The photo is crappy, but it's more about charting progress.

In the years since he was first painted, I have learned a great deal, and I thought it worth noting.
First thing I did was thoroughly dust the mini and give it some lahmium medium coats to matt the surface down ready for new paint.
The main upgrade in my technique is using strong contrast between shadows and highlights to make the model pop on the gaming table and in dim light. Though he was originally subtly shaded, I kicked him up a notch witha few simple glaze passes and some edging.  Deeper washes punched out the flesh and seperated the fingers.
The base was decorated with rotten wood, tufts and leaf litter to really sell the outdoorsy aspect of the character.
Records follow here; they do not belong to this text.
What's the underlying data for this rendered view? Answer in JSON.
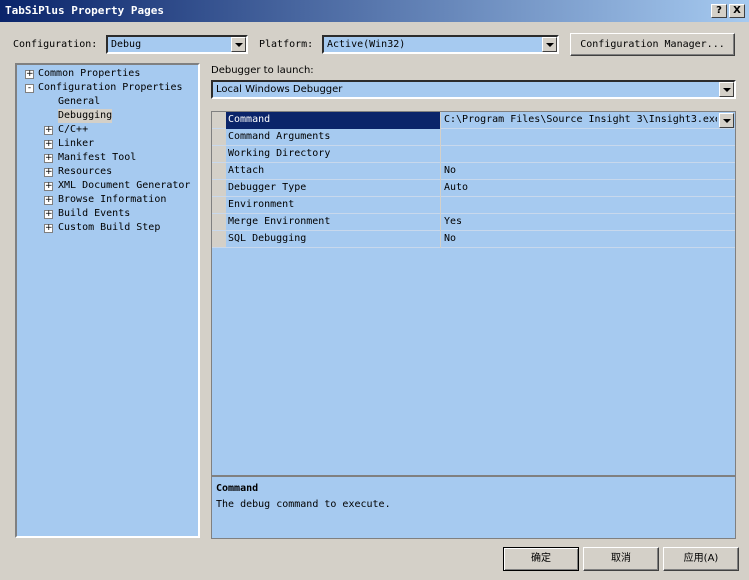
{
  "window": {
    "title": "TabSiPlus Property Pages",
    "help_button": "?",
    "close_button": "X"
  },
  "toolbar": {
    "configuration_label": "Configuration:",
    "configuration_value": "Debug",
    "platform_label": "Platform:",
    "platform_value": "Active(Win32)",
    "config_manager_button": "Configuration Manager..."
  },
  "tree": {
    "items": [
      {
        "label": "Common Properties",
        "expander": "+"
      },
      {
        "label": "Configuration Properties",
        "expander": "-"
      },
      {
        "label": "General"
      },
      {
        "label": "Debugging"
      },
      {
        "label": "C/C++",
        "expander": "+"
      },
      {
        "label": "Linker",
        "expander": "+"
      },
      {
        "label": "Manifest Tool",
        "expander": "+"
      },
      {
        "label": "Resources",
        "expander": "+"
      },
      {
        "label": "XML Document Generator",
        "expander": "+"
      },
      {
        "label": "Browse Information",
        "expander": "+"
      },
      {
        "label": "Build Events",
        "expander": "+"
      },
      {
        "label": "Custom Build Step",
        "expander": "+"
      }
    ]
  },
  "debugger": {
    "label": "Debugger to launch:",
    "value": "Local Windows Debugger"
  },
  "grid": {
    "rows": [
      {
        "name": "Command",
        "value": "C:\\Program Files\\Source Insight 3\\Insight3.exe"
      },
      {
        "name": "Command Arguments",
        "value": ""
      },
      {
        "name": "Working Directory",
        "value": ""
      },
      {
        "name": "Attach",
        "value": "No"
      },
      {
        "name": "Debugger Type",
        "value": "Auto"
      },
      {
        "name": "Environment",
        "value": ""
      },
      {
        "name": "Merge Environment",
        "value": "Yes"
      },
      {
        "name": "SQL Debugging",
        "value": "No"
      }
    ]
  },
  "description": {
    "title": "Command",
    "text": "The debug command to execute."
  },
  "buttons": {
    "ok": "确定",
    "cancel": "取消",
    "apply": "应用(A)"
  },
  "colors": {
    "panel": "#a6caf0",
    "selection": "#0a246a",
    "face": "#d4d0c8"
  }
}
  1. This looks really good and would stand out on the table perfectly. This revamp idea is something I need to think about doing right now. I'm painting up 6 J. Guthrie personalities from Grenadier to use on the table, and my highlights are very subtle. I can't see them from more than a foot a way. I guess it is time to do some dark washes on the flesh and the glazing technique on the clothes to make the pop.

  2. He's one of my all time favourites, and the one in my collection has been painted more than a few times. If I recall, he is a paladin rather than a ranger.

  3. Now that's a finished mini! How do you get that rotten wood effect? It's a very nice touch.

  4. Bravo for your blog !

    I am also an enthusiast of the old citadel miniatures.
    Your miniature of FARENDIL of the HEROES OF DUNGEONQUEST, is realy good.

    It is a whole time(period)!

    Really an excellent blog.

  5. I used rotten wood! Crumbled, then sealed with acrylic varnish to halt the decay.